Image Credit: Reuters/Joshua Roberts
New York, June 10 (RHC)-- Observers say the death of longtime televangelist Pat Robertson is "no major loss to the world." The racist, right-wing ideologue died earlier this week at the age of 93.
In 1960, Robertson created the Christian Broadcasting Network (CBN) and for decades used its flagship program, “The 700 Club,” as a platform for homophobia, religious bigotry and racist hate speech.
In 1988, Robertson ran for the Republican Party’s presidential nomination, taking second place in the Iowa caucus. Robertson’s strong performance cemented the Christian Coalition he founded as a major force within the Republican Party.
In 2001, Robertson blamed liberals, feminists and gay people for the 9/11 attacks. He once claimed AIDS was “God’s way of weeding his garden.”

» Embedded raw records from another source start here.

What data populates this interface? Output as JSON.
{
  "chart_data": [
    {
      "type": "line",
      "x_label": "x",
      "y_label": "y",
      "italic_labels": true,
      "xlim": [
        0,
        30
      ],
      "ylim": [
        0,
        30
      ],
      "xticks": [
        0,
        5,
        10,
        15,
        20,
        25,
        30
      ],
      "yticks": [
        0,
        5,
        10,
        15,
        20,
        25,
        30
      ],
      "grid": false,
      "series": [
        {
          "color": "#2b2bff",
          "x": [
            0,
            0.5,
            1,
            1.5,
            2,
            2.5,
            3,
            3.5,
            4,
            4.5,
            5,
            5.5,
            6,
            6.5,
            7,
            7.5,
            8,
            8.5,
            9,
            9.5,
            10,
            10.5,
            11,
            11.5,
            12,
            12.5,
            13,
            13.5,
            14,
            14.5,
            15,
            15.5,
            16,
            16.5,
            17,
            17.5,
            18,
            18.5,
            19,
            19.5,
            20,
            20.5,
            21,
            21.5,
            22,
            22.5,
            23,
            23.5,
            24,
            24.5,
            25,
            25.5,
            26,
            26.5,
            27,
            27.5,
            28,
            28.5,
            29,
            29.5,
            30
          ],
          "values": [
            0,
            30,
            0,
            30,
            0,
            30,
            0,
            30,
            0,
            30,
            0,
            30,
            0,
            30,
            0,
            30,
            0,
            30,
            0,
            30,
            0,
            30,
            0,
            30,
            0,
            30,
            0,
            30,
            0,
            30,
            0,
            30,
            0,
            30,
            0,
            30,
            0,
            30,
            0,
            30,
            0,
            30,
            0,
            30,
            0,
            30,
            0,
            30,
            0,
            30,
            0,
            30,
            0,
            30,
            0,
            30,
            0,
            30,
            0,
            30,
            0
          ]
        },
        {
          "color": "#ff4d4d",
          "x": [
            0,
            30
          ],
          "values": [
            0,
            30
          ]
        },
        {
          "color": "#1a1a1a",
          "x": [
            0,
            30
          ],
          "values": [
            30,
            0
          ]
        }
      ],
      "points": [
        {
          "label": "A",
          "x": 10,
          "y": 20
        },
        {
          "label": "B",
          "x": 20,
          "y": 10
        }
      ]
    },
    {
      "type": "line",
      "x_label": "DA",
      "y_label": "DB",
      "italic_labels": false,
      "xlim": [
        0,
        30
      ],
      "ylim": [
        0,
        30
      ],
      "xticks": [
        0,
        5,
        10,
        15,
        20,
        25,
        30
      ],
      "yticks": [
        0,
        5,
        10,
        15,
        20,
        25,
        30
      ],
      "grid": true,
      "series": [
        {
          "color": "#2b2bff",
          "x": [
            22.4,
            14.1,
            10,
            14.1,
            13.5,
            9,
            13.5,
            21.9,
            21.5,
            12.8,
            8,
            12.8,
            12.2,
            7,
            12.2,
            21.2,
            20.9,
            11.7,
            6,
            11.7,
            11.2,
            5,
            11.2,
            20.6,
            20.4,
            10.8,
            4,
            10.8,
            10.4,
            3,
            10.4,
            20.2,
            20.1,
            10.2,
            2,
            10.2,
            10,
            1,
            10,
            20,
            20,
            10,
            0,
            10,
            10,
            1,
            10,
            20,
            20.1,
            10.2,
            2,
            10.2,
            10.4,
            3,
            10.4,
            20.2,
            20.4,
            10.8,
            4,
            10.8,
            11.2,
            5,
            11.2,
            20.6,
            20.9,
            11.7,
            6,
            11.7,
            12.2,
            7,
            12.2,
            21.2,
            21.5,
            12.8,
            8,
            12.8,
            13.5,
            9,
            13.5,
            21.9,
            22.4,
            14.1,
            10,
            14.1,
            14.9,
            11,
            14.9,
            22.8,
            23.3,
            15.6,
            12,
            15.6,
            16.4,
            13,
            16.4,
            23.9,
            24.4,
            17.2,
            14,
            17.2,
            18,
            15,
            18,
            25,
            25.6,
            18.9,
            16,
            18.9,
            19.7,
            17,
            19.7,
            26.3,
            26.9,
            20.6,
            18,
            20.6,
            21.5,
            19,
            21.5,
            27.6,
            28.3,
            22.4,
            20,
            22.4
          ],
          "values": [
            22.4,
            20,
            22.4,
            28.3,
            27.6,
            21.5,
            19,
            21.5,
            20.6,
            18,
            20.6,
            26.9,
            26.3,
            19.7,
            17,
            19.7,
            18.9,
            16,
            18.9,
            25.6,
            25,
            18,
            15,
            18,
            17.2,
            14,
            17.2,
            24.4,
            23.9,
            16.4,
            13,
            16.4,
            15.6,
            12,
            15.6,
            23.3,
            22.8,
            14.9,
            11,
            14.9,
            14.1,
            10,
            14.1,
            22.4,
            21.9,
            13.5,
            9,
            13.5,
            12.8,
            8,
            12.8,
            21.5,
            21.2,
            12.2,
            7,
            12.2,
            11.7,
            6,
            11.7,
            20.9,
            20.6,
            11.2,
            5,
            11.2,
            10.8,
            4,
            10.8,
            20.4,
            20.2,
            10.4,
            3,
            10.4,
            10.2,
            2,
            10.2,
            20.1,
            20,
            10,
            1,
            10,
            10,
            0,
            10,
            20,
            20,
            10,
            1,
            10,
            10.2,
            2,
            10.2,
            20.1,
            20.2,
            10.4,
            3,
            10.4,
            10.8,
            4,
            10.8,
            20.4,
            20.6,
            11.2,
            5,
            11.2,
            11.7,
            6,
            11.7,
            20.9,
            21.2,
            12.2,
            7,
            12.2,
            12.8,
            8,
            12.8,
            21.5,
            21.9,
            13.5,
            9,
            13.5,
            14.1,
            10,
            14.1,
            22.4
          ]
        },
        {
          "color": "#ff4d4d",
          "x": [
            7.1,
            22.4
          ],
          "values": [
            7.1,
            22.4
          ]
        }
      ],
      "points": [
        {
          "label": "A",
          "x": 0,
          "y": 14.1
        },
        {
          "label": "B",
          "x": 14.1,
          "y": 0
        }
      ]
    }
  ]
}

Robertson also raised funds for Contra death squads in Nicaragua, operating against the Sandinista Revolution, and publicly called for the assassination of world leaders including Libya’s Muammar Gaddafi and Venezuela’s Hugo Chávez.
In the mid-1990s, during the Rwandan genocide, Robertson appealed to his audience for money to fly relief supplies to Rwandan refugees in Zaire — now the Democratic Republic of the Congo. Instead of carrying humanitarian aid, planes bought by Robertson’s charity mostly transported equipment for a diamond mining operation.